Hyung Won Chung’s (OpenAI/MSL) talk on this topic further emphasizes the need to consistently re-evaluate structure (e.g., your harness / assumptions) as models improve.

Add structures needed for the given level of compute and data available. Remove them later, because these shortcuts will bottleneck further improvement.

Conclusions

Giving agents access to a computer (e.g., filesystem, terminal, utilities) is a common pattern we see across many agents, including Manus.

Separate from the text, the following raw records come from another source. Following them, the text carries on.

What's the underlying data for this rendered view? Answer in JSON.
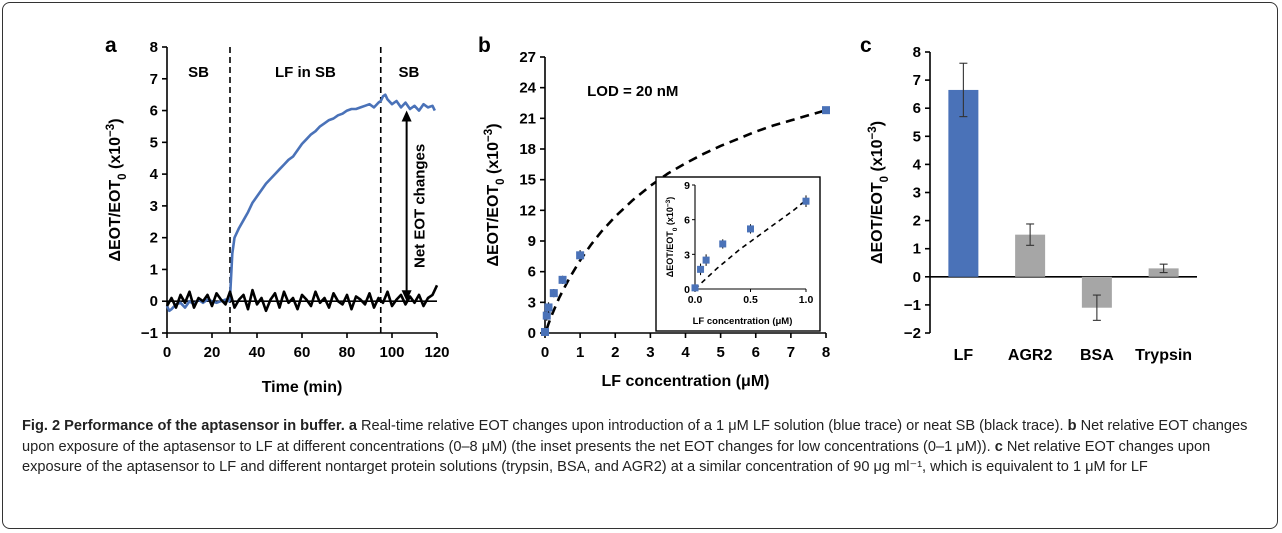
{
  "chart_data": [
    {
      "panel": "a",
      "type": "line",
      "xlabel": "Time (min)",
      "ylabel": "ΔEOT/EOT₀ (x10⁻³)",
      "xlim": [
        0,
        120
      ],
      "ylim": [
        -1,
        8
      ],
      "xticks": [
        0,
        20,
        40,
        60,
        80,
        100,
        120
      ],
      "yticks": [
        -1,
        0,
        1,
        2,
        3,
        4,
        5,
        6,
        7,
        8
      ],
      "regions": [
        "SB",
        "LF in SB",
        "SB"
      ],
      "region_boundaries": [
        28,
        95
      ],
      "annotation": "Net EOT changes",
      "series": [
        {
          "color": "#4a72b8",
          "x": [
            0,
            1,
            2,
            4,
            6,
            8,
            10,
            12,
            14,
            16,
            18,
            20,
            22,
            24,
            26,
            27.5,
            28,
            29,
            30,
            32,
            34,
            36,
            38,
            40,
            42,
            44,
            46,
            48,
            50,
            52,
            54,
            56,
            58,
            60,
            62,
            64,
            66,
            68,
            70,
            72,
            74,
            76,
            78,
            80,
            82,
            84,
            86,
            88,
            90,
            92,
            94,
            95,
            96,
            97,
            98,
            100,
            102,
            104,
            106,
            108,
            110,
            112,
            114,
            116,
            118,
            119
          ],
          "y": [
            -0.15,
            -0.3,
            -0.25,
            -0.1,
            -0.05,
            -0.2,
            0.0,
            -0.1,
            0.05,
            -0.05,
            0.05,
            0.0,
            -0.05,
            0.0,
            0.05,
            0.0,
            0.1,
            1.5,
            2.0,
            2.3,
            2.55,
            2.8,
            3.1,
            3.3,
            3.5,
            3.7,
            3.85,
            4.0,
            4.15,
            4.3,
            4.45,
            4.55,
            4.75,
            4.95,
            5.1,
            5.25,
            5.35,
            5.5,
            5.6,
            5.7,
            5.75,
            5.85,
            5.9,
            6.0,
            6.05,
            6.05,
            6.1,
            6.15,
            6.2,
            6.1,
            6.25,
            6.3,
            6.45,
            6.5,
            6.35,
            6.2,
            6.3,
            6.1,
            6.25,
            6.05,
            6.15,
            6.0,
            6.2,
            6.1,
            6.15,
            6.0
          ]
        },
        {
          "color": "#000000",
          "x": [
            0,
            2,
            4,
            6,
            8,
            10,
            12,
            14,
            16,
            18,
            20,
            22,
            24,
            26,
            28,
            30,
            32,
            34,
            36,
            38,
            40,
            42,
            44,
            46,
            48,
            50,
            52,
            54,
            56,
            58,
            60,
            62,
            64,
            66,
            68,
            70,
            72,
            74,
            76,
            78,
            80,
            82,
            84,
            86,
            88,
            90,
            92,
            94,
            96,
            98,
            100,
            102,
            104,
            106,
            108,
            110,
            112,
            114,
            116,
            118,
            120
          ],
          "y": [
            -0.15,
            0.1,
            -0.2,
            0.2,
            -0.05,
            0.3,
            -0.2,
            0.1,
            0.0,
            0.2,
            -0.15,
            0.25,
            0.05,
            -0.1,
            0.3,
            -0.2,
            0.05,
            0.2,
            -0.25,
            0.35,
            -0.1,
            0.1,
            -0.3,
            0.05,
            0.25,
            -0.2,
            0.3,
            -0.05,
            0.1,
            -0.25,
            0.2,
            0.05,
            -0.15,
            0.3,
            -0.05,
            0.1,
            -0.2,
            0.25,
            0.0,
            -0.1,
            0.2,
            -0.25,
            0.15,
            0.05,
            -0.1,
            0.25,
            -0.2,
            0.1,
            -0.05,
            0.3,
            -0.15,
            0.05,
            0.2,
            -0.1,
            0.15,
            -0.05,
            0.2,
            -0.15,
            0.1,
            0.2,
            0.5
          ]
        }
      ]
    },
    {
      "panel": "b",
      "type": "scatter",
      "xlabel": "LF concentration (μM)",
      "ylabel": "ΔEOT/EOT₀ (x10⁻³)",
      "xlim": [
        0,
        8
      ],
      "ylim": [
        0,
        27
      ],
      "xticks": [
        0,
        1,
        2,
        3,
        4,
        5,
        6,
        7,
        8
      ],
      "yticks": [
        0,
        3,
        6,
        9,
        12,
        15,
        18,
        21,
        24,
        27
      ],
      "annotation": "LOD = 20 nM",
      "marker_color": "#4a72b8",
      "points": {
        "x": [
          0.0,
          0.05,
          0.1,
          0.25,
          0.5,
          1.0,
          8.0
        ],
        "y": [
          0.1,
          1.7,
          2.5,
          3.9,
          5.2,
          7.6,
          21.8
        ],
        "err": [
          0.3,
          0.5,
          0.5,
          0.4,
          0.4,
          0.5,
          0.3
        ]
      },
      "fit": {
        "style": "dashed",
        "x": [
          0.05,
          0.1,
          0.2,
          0.3,
          0.4,
          0.5,
          0.7,
          1.0,
          1.3,
          1.6,
          2.0,
          2.5,
          3.0,
          3.5,
          4.0,
          4.5,
          5.0,
          5.5,
          6.0,
          6.5,
          7.0,
          7.5,
          8.0
        ],
        "y": [
          0.4,
          0.9,
          1.8,
          2.6,
          3.4,
          4.1,
          5.4,
          7.1,
          8.6,
          9.9,
          11.4,
          13.0,
          14.4,
          15.6,
          16.6,
          17.5,
          18.3,
          19.0,
          19.7,
          20.3,
          20.8,
          21.3,
          21.8
        ]
      },
      "inset": {
        "xlabel": "LF concentration (μM)",
        "ylabel": "ΔEOT/EOT₀ (x10⁻³)",
        "xlim": [
          0,
          1.0
        ],
        "ylim": [
          0,
          9
        ],
        "xticks": [
          "0.0",
          "0.5",
          "1.0"
        ],
        "yticks": [
          0,
          3,
          6,
          9
        ],
        "points": {
          "x": [
            0.0,
            0.05,
            0.1,
            0.25,
            0.5,
            1.0
          ],
          "y": [
            0.1,
            1.7,
            2.5,
            3.9,
            5.2,
            7.6
          ],
          "err": [
            0.3,
            0.5,
            0.5,
            0.4,
            0.4,
            0.5
          ]
        },
        "fit": {
          "x": [
            0.0,
            0.1,
            0.2,
            0.3,
            0.4,
            0.5,
            0.6,
            0.7,
            0.8,
            0.9,
            1.0
          ],
          "y": [
            0.0,
            0.9,
            1.8,
            2.6,
            3.4,
            4.1,
            4.8,
            5.5,
            6.2,
            6.9,
            7.7
          ]
        }
      }
    },
    {
      "panel": "c",
      "type": "bar",
      "categories": [
        "LF",
        "AGR2",
        "BSA",
        "Trypsin"
      ],
      "values": [
        6.65,
        1.5,
        -1.1,
        0.3
      ],
      "errors": [
        0.95,
        0.38,
        0.45,
        0.15
      ],
      "colors": [
        "#4a72b8",
        "#a6a6a6",
        "#a6a6a6",
        "#a6a6a6"
      ],
      "ylabel": "ΔEOT/EOT₀ (x10⁻³)",
      "ylim": [
        -2,
        8
      ],
      "yticks": [
        -2,
        -1,
        0,
        1,
        2,
        3,
        4,
        5,
        6,
        7,
        8
      ]
    }
  ],
  "caption": {
    "label": "Fig. 2 Performance of the aptasensor in buffer.",
    "a_tag": "a",
    "a_text": "Real-time relative EOT changes upon introduction of a 1 μM LF solution (blue trace) or neat SB (black trace).",
    "b_tag": "b",
    "b_text": "Net relative EOT changes upon exposure of the aptasensor to LF at different concentrations (0–8 μM) (the inset presents the net EOT changes for low concentrations (0–1 μM)).",
    "c_tag": "c",
    "c_text": "Net relative EOT changes upon exposure of the aptasensor to LF and different nontarget protein solutions (trypsin, BSA, and AGR2) at a similar concentration of 90 μg ml⁻¹, which is equivalent to 1 μM for LF"
  }
}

It enables a few context engineering strategies:

1. Offload Context

Store tool results externally: Save full tool results to the filesystem (not in context) and access on demand with utilities like glob and grep
Push actions to the sandbox: Use a small set of function calls (Bash, filesystem access) that can execute many utilities in the sandbox rather than binding every utility as a tool

2. Reduce Context

Compact stale results: Replace older tool results with references (e.g., file paths) as context fills; keep recent results in full to guide the next decision
Summarize when needed: Once compaction reaches diminishing returns, apply schema-based summarization to the full trajectory

3. Isolate Context

Use sub-agents for discrete tasks: Assign tasks to sub-agents with their own context windows, primarily to isolate context (not to divide labor by role)
Share context deliberately: Pass only instructions for simple tasks; pass full context (e.g., trajectory and shared filesystem) for complex tasks where sub-agents need more context

A final consideration is to ensure your harness is not limiting performance as models improve (e.g., be “Bitter Lesson-pilled”). Test across model strengths to verify this. Simple, unopinionated designs often adapt better to model improvements. Finally, don’t be afraid to re-build your agent as models improve (Manus refactored 5 times since March)!